Saturday, March 4, 2017

GWALIOR FORT India Tours, India Travel Packages, Rajasthan tours, Goa Packages, Golden traingle Tour

GWALIOR FORT
GWALIOR FORT

Gwalior Fort (Hindi: ग्वालियर क़िला Gwalior Qila) is associate degree 8th-century hill fort close to Gwalior, Madhya Pradesh, central India. The fort consists of a structure and 2 main palaces, Gujari Mahal and Man Mandir, engineered by Man Singh Tomar. The fort has been controlled by variety of various rulers in its history. The Gujari Mahal palace was engineered for Queen Mrignayani. it's currently associate degree archeologic repository. The oldest record of "zero" within the world was found in an exceedingly little temple, that is found on the thanks to the highest. The inscription is around 1500 years previous.The word Gwalior comes from one in every of the Hindu words for saint, Gwalipa.The fort is constructed on associate degree outcrop of Vindhyan arenaceous rock on a solitary rocky hill known as Gopachal. This feature is long, thin, and steep. The geology of the Gwalior range rock formations is ochre coloured sandstone covered with basalt. There is a horizontal stratum, 342 feet (104 m) at its highest point (length 1.5 miles (2.4 km) and average width 1,000 yards (910 m)). The stratum forms a near-perpendicular precipice.

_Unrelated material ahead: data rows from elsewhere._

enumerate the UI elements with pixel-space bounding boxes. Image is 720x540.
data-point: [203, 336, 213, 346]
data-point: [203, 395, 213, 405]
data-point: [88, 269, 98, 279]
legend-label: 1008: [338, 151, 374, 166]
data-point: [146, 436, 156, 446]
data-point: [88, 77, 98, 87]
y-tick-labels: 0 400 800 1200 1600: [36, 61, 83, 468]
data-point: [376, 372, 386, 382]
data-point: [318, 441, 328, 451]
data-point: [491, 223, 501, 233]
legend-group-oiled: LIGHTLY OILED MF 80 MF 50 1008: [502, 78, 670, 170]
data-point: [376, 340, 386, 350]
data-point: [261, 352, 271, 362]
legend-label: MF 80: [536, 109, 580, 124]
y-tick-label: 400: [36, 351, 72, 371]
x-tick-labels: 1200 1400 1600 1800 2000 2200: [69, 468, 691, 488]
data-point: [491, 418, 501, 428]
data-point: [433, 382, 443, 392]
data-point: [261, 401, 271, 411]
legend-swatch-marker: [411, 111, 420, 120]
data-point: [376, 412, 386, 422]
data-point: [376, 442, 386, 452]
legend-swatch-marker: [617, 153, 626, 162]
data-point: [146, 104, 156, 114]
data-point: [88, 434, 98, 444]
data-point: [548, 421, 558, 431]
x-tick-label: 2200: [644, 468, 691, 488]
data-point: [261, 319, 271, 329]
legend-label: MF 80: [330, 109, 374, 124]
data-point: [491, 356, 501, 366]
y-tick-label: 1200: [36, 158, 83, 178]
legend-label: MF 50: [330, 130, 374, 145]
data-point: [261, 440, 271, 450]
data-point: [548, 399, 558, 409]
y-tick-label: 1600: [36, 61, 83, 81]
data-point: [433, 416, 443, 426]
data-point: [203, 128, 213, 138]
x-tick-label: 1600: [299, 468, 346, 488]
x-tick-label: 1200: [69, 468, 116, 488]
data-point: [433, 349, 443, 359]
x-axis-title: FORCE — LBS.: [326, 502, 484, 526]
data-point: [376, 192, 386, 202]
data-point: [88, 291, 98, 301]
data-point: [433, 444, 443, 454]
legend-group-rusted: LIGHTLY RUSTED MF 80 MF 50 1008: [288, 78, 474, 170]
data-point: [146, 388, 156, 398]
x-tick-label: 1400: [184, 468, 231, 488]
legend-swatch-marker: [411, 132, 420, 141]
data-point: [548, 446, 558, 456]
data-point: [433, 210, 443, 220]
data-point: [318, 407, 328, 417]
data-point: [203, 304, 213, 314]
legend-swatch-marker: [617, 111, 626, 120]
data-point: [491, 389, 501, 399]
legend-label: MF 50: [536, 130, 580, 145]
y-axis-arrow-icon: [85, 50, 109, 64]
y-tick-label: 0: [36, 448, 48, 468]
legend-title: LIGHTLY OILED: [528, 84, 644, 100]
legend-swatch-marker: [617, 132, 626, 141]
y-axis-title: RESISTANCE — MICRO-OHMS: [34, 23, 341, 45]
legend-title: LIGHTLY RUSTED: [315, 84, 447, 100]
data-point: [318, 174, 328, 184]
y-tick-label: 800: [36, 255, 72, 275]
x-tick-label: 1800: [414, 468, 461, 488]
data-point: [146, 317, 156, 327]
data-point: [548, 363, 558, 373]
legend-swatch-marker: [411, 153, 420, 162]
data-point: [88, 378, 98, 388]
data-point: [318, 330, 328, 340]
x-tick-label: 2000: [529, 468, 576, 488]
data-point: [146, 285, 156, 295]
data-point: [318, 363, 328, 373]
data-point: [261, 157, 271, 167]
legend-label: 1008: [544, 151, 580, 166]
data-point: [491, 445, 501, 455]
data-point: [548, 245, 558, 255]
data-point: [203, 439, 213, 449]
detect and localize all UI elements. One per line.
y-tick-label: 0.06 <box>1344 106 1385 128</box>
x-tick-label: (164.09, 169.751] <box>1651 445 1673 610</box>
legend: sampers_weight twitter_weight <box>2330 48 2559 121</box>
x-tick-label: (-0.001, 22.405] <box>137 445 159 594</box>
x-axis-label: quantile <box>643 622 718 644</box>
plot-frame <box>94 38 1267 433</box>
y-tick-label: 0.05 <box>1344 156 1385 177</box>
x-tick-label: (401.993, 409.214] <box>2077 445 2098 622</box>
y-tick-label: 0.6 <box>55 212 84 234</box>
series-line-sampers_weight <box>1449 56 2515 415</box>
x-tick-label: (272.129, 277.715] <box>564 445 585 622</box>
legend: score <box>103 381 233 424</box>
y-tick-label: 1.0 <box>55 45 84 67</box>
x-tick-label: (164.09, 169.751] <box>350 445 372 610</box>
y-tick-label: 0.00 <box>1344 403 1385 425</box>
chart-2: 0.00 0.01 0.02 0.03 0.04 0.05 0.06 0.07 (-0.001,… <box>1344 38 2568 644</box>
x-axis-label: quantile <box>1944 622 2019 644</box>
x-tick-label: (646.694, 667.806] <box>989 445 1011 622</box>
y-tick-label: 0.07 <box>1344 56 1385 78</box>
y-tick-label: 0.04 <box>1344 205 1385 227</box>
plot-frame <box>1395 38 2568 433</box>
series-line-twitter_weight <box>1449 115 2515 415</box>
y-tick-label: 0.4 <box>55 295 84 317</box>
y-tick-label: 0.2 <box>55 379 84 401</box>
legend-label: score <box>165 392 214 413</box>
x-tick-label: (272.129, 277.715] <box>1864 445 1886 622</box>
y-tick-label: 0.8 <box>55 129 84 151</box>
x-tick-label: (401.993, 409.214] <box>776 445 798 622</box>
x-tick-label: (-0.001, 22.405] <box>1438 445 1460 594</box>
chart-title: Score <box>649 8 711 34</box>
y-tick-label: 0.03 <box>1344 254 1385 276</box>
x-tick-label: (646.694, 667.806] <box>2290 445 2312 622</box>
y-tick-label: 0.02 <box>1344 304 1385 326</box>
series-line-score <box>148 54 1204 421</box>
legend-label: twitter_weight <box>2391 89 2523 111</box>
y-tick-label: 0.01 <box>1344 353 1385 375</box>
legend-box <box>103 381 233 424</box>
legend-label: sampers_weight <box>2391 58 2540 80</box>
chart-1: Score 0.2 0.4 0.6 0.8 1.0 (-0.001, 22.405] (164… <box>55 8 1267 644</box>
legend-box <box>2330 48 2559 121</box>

A small river, the Swarnrekha, flows close to the palace.The exact period of Gwalior Fort's construction is not certain. According a local legend, the fort was built by a local king named Suraj Sen in 3 CE. He was cured of leprosy, when a sage named Gwalipa offered him the water from a sacred pond, which now lies within the fort. The grateful king constructed a fort, and named it once the sage. The sage given the title Pal ("protector") upon the king, and told him that the fort would stay in his family's possession, as long as they bear this title. eighty three descendants of Suraj subunit Pal controlled the fort, however the 84th, named Tej Karan, lost it.Historical records prove that the fort positively existed within the tenth century. The inscriptions and monuments found inside what's currently the fort field indicate that it's going to have existed as early because the starting of the sixth century. A Gwalior inscription describes a sun temple engineered throughout the reign of the Huna emperor Mihirakula in sixth century. The Teli Hindu deity Mandir, currently placed inside the fort, was engineered by the Gurjara-Pratiharas within the ninth century.The Kachchhapaghatas controlled the fort in tenth century, likely as feudatories of the Chandelas.

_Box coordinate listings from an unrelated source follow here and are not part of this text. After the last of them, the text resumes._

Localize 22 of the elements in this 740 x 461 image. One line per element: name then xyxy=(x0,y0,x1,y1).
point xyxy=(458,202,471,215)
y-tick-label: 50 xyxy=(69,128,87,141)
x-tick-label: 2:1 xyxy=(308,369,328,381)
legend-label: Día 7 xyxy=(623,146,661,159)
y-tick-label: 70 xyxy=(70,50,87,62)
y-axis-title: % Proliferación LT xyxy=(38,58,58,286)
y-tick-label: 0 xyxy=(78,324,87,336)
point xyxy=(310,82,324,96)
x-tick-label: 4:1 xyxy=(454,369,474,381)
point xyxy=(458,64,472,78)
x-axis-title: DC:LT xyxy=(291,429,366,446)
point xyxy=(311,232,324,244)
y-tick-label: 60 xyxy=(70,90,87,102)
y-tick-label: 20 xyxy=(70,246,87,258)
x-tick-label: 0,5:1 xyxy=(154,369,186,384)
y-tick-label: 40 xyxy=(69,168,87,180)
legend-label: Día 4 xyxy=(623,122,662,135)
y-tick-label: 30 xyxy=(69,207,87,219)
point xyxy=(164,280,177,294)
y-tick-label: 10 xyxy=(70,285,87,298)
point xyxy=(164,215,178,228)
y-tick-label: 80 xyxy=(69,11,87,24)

From eleventh century ahead, the Muslim dynasties attacked the fort several times. In 1022 CE, Mahmud of Ghazni besieged the fort for four days. According to Tabaqat-i-Akbari, he lifted the siege after in return for a tribute of 35 elephants. The Ghurid general Qutb al-Din Aibak, who later became a ruler of the Delhi Sultanate, captured the fort in 1196 after a long siege. The Delhi Sultanate lost the fort for a short period, before it was recaptured by Iltumish in 1232 CE.In 1398, the fort came under the control of the Tomar Rajputs. The most distinguished of the Tomar rulers was Maan Singh, who commissioned several monuments within the fort. The Delhi Sultan Sikander Lodi tried to capture the fort in 1505, but was unsuccessful. Another attack, by his son Ibrahim Lodi in 1516, resulted in Maan Singh's death. The Tomars ultimately surrendered the fort to the Delhi Sultanate after a year-long siege.Within a decade, the Mughal emperor Babur captured the fort from the Delhi Sultanate. The Mughals lost the fort to Sher Shah Suri in 1542, but Babur's grandson Akbar recaptured it in 1558. Akbar made the fort a prison for political prisoners. For example, Kamran, Akbar's cousin was held and executed at the fort. Aurangzeb's brother, Murad and nephews Suleman and Sepher Shikoh were also executed at the fort.

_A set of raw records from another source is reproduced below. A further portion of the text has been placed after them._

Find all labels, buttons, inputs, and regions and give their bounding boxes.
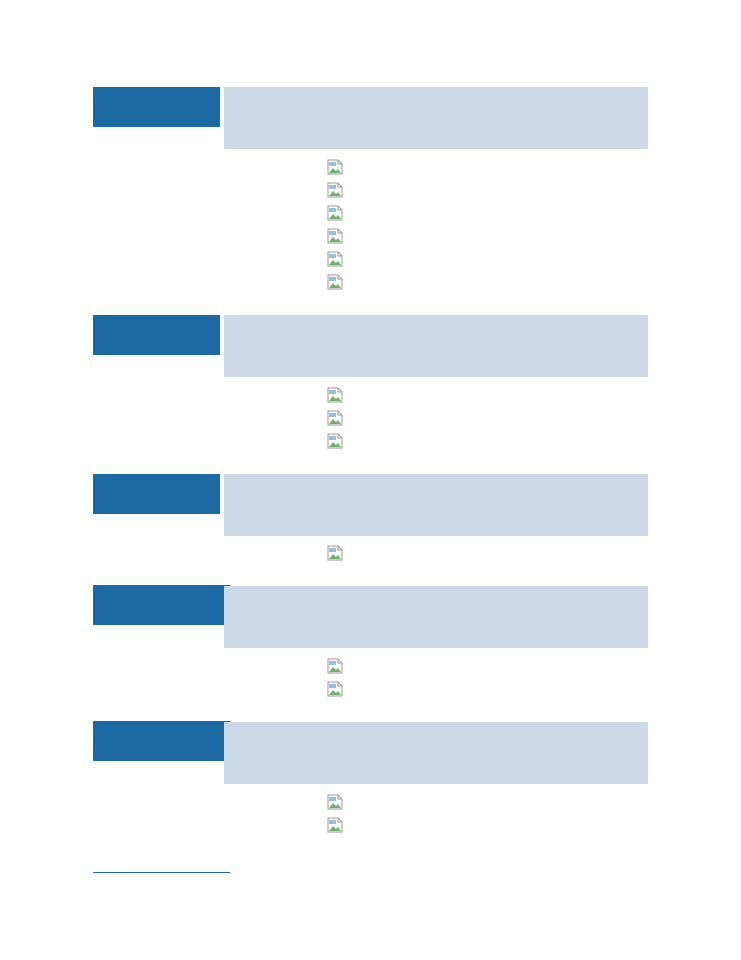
broken-image-icon [327,228,344,245]
section-5-tab [93,721,230,761]
broken-image-icon [327,274,344,291]
section-4-band [224,586,648,648]
broken-image-icon [327,387,344,404]
section-2-tab [93,315,220,355]
section-1-tab [93,87,220,127]
broken-image-icon [327,433,344,450]
broken-image-icon [327,681,344,698]
broken-image-icon [327,159,344,176]
section-1-band [224,87,648,149]
broken-image-icon [327,817,344,834]
broken-image-icon [327,794,344,811]
broken-image-icon [327,545,344,562]
broken-image-icon [327,410,344,427]
broken-image-icon [327,205,344,222]
footnote-separator [93,872,230,873]
section-2-band [224,315,648,377]
section-3-tab [93,474,220,514]
broken-image-icon [327,658,344,675]
section-3-band [224,474,648,536]
section-5-band [224,722,648,784]
section-4-tab [93,585,230,625]
broken-image-icon [327,182,344,199]
broken-image-icon [327,251,344,268]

The killings took place in the Man Madir palace.After the death of the Mughal emperor Aurangzeb, the Rana chieftains of Gohad held the Gwalior Fort. The Maratha general Mahadaji Shinde (Scindia) captured the fort from the Gohad Rana Chhatar Singh, but soon lost it to the British East India Company. On August 3, 1780, a Company force under Captains Popham and Bruce captured the fort in a daring nighttime raid, scaling the walls with 12 grenadiers and 30 sepoys. either side suffered fewer than twenty wounded total.(p69) In 1780, a people governor Warren Hastings rehabilitated the fort to the Ranas of Gohad. The Marathas recaptured the fort four years later, and this point a people failed to intervene as a result of the Ranas of Gohad had become hostile to them. Daulat Rao Sindhia lost the fort to a people throughout the Second Anglo-Maratha War.